One prospective participant in “Seesaw” was Anna Halprin, a renowned dancer in her late 90s. Halprin couldn’t make it to the gallery, so Soth went to her house instead. There was no wordless, 90-minute encounter, but rather a more conventional portrait shoot. The resulting image depicts Halprin looking positively regal, sporting a floor-length green dress in her wood-paneled living room. “I felt really good about it,” Soth says, citing it as “kind of my return to portraiture” after a year of self-reflection. Many more images would follow, taken around the world: Keni poised in a bare room in New Orleans; Dan-George in Dusseldorf, in a bathrobe, surrounded by fine art.

Part of what Soth sees as the “ethically dubious” nature of portraiture has to do with a familiar lament surrounding photography: how the medium purports to be truthful, while being anything but. “I’m so aware of the limitations of photography, and also the deception of photography,” he says. “The way the light catches a person utterly changes the way we read the picture. I see a photograph as this sort of diving board for the imagination, and that’s always struck me as slightly problematic when dealing with people—because they’re real people, with real lives, so why should I be using them as these diving boards for the imagination? It’s why I’ve struggled with the ethics of portraiture, and in this case I tried to be a little more thoughtful in how I go about it. But that’s not to say that these pictures reveal that much information about a person. How could they?”

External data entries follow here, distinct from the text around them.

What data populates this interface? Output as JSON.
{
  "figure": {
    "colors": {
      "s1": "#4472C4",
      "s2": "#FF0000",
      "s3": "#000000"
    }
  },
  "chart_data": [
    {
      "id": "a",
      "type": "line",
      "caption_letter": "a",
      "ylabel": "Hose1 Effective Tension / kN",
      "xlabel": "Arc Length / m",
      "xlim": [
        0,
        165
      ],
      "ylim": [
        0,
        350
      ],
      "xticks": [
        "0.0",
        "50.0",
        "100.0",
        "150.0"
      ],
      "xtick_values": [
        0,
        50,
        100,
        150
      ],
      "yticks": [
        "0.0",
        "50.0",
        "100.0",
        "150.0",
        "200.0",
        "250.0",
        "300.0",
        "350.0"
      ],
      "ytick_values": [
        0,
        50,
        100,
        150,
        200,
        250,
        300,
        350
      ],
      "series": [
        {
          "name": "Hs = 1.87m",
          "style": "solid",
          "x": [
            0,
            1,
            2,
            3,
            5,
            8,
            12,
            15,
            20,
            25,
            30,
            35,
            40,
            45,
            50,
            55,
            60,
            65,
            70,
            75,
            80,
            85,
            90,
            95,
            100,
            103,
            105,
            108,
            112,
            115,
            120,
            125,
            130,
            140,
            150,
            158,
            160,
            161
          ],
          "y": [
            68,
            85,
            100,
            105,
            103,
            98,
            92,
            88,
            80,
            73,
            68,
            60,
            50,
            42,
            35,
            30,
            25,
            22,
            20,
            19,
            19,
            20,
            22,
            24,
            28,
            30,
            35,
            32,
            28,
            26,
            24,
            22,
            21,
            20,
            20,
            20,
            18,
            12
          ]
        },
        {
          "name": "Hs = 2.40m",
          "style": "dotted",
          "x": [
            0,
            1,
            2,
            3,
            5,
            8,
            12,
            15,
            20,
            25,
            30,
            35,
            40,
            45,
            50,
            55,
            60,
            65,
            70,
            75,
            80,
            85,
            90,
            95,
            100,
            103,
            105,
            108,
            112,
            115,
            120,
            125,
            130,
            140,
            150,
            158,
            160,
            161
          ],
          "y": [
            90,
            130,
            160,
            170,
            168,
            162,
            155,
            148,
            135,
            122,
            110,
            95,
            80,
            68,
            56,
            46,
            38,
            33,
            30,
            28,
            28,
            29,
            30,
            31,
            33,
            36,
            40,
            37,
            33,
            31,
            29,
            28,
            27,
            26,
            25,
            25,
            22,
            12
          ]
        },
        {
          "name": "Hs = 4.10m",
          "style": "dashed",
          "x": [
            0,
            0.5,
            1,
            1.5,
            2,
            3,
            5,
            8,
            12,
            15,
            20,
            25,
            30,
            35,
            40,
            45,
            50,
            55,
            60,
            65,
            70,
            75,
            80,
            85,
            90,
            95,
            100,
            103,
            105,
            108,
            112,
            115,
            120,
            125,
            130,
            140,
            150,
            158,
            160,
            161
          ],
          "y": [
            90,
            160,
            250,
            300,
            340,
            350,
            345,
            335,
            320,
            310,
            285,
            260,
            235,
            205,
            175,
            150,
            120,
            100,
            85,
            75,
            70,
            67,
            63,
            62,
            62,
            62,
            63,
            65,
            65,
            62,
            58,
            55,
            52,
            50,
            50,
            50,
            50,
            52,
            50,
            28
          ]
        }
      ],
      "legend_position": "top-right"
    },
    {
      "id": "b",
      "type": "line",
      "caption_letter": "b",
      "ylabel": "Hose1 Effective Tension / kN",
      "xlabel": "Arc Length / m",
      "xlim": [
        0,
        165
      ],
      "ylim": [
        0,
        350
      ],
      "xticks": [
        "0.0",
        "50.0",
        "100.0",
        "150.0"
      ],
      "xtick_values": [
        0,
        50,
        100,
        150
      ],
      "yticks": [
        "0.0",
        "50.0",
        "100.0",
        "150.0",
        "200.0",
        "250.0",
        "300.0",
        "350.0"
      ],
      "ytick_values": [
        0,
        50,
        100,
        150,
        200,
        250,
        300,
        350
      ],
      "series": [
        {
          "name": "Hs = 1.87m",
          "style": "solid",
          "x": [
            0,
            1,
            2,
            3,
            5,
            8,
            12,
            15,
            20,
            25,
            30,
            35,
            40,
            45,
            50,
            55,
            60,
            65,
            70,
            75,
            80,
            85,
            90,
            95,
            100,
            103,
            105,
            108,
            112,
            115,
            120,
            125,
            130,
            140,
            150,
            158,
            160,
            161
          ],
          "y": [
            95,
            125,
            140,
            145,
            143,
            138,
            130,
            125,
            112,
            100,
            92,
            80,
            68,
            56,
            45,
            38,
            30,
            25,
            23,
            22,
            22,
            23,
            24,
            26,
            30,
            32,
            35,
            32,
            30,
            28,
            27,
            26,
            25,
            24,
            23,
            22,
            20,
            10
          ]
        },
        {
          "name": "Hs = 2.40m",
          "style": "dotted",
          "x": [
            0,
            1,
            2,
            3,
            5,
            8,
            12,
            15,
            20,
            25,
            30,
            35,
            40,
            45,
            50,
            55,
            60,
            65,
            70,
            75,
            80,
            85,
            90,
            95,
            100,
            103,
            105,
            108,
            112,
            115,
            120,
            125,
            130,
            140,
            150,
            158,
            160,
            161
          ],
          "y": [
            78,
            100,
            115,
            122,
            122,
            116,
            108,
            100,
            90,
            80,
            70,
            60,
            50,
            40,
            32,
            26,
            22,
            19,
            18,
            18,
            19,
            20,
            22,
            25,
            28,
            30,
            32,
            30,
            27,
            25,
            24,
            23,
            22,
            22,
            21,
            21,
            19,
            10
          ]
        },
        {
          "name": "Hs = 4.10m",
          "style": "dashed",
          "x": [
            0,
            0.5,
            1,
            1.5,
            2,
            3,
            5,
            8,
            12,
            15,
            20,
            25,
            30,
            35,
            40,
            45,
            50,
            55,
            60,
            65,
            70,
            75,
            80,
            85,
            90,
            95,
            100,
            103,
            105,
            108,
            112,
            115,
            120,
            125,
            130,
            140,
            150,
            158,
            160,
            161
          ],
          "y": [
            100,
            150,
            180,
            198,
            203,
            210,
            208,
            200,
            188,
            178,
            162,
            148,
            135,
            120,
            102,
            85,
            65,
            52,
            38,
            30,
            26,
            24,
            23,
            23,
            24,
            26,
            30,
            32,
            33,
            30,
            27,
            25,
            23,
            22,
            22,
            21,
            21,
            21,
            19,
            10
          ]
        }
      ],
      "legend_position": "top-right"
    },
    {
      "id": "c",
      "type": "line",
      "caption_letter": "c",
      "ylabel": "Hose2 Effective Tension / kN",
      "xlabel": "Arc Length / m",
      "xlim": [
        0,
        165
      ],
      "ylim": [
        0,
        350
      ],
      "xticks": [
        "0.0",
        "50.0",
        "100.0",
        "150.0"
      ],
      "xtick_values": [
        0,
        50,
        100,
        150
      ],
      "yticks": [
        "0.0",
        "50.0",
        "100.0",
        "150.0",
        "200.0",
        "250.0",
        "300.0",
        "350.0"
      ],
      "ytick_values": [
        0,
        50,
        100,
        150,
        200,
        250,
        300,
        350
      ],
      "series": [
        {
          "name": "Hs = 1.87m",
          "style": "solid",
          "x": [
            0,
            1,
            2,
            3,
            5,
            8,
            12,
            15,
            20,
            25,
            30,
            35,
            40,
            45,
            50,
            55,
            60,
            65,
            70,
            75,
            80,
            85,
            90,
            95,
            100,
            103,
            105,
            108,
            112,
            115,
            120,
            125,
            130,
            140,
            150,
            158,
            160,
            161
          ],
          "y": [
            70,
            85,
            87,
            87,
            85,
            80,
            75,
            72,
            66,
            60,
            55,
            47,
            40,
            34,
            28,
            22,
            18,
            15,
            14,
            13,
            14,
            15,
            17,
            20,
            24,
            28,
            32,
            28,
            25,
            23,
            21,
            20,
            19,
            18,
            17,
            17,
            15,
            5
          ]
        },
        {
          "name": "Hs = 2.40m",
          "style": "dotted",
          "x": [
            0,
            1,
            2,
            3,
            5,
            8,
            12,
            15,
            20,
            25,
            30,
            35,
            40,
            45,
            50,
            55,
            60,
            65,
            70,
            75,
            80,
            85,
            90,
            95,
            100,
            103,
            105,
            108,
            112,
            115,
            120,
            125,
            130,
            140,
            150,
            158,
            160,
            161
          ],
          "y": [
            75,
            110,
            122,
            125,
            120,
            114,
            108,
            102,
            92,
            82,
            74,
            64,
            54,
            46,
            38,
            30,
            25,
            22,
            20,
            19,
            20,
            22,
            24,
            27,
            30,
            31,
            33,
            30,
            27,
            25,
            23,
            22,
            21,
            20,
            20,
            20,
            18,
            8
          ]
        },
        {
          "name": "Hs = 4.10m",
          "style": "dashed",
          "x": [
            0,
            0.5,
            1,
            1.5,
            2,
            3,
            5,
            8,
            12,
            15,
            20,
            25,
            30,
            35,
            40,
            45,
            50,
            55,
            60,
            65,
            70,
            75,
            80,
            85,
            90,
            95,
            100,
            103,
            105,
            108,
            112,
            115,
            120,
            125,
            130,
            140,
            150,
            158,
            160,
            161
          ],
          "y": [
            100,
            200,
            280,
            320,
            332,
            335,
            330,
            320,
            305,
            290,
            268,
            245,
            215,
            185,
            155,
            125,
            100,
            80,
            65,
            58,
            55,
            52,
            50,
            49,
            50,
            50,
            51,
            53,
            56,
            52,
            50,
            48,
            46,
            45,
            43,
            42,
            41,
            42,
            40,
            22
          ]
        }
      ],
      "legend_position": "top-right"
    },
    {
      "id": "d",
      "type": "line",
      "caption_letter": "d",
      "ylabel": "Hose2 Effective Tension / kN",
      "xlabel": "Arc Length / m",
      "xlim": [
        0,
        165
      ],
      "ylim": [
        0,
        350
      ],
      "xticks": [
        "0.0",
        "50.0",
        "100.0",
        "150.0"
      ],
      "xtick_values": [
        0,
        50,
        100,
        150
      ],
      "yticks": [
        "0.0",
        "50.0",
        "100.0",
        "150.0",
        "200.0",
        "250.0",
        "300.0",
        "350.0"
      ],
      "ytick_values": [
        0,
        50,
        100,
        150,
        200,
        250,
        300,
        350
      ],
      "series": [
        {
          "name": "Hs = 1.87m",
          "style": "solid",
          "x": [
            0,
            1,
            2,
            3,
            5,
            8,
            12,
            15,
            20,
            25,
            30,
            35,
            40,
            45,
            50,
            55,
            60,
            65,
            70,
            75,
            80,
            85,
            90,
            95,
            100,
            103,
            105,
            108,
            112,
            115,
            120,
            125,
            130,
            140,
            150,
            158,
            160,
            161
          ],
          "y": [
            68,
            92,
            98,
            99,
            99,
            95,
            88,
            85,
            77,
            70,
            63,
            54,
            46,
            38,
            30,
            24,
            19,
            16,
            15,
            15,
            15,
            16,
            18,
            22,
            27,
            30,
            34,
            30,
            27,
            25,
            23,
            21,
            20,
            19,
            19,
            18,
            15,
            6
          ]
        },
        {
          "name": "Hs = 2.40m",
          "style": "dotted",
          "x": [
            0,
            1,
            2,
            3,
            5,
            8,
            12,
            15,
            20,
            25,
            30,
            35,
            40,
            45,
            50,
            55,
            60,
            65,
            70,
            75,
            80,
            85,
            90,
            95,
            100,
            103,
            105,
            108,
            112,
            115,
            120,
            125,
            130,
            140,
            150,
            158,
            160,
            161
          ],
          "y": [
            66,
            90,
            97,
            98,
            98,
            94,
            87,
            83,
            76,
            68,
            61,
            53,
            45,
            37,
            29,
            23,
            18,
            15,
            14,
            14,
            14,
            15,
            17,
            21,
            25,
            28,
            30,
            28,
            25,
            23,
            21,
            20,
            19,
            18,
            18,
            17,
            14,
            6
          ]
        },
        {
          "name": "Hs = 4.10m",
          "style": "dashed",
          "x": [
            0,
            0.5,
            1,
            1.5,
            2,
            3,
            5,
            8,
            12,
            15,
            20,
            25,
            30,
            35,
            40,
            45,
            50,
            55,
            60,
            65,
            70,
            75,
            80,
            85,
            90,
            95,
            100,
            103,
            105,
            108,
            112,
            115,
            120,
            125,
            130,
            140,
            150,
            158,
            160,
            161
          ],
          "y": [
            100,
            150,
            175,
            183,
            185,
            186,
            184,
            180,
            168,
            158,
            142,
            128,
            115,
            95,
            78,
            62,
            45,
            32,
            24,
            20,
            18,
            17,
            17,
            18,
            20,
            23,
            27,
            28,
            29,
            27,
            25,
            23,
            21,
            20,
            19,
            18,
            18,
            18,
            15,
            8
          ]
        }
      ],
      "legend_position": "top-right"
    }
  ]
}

One thread running through this new series is the presence of mirrors, windows, and reflective surfaces (a robust fixation shared by contemporary photographers like Paul Mpagi Sepuya and Ryan McGinley). Soth cites a clear inspiration: the MoMA curator John Prakowski and his 1978 exhibition “Mirrors and Windows: American Photoraphy Since 1960.” Prakowski “divided photographers into these two types: window photographers and mirror photographers,” Soth explains. “In other words, people looking out at the world and people looking into themselves... It’s since occurred to me that a window is a mirror, it just depends how the light’s hitting it. And I’ve often thought of myself as a window photographer—[but] the window’s highly reflective, and I keep catching myself in it.”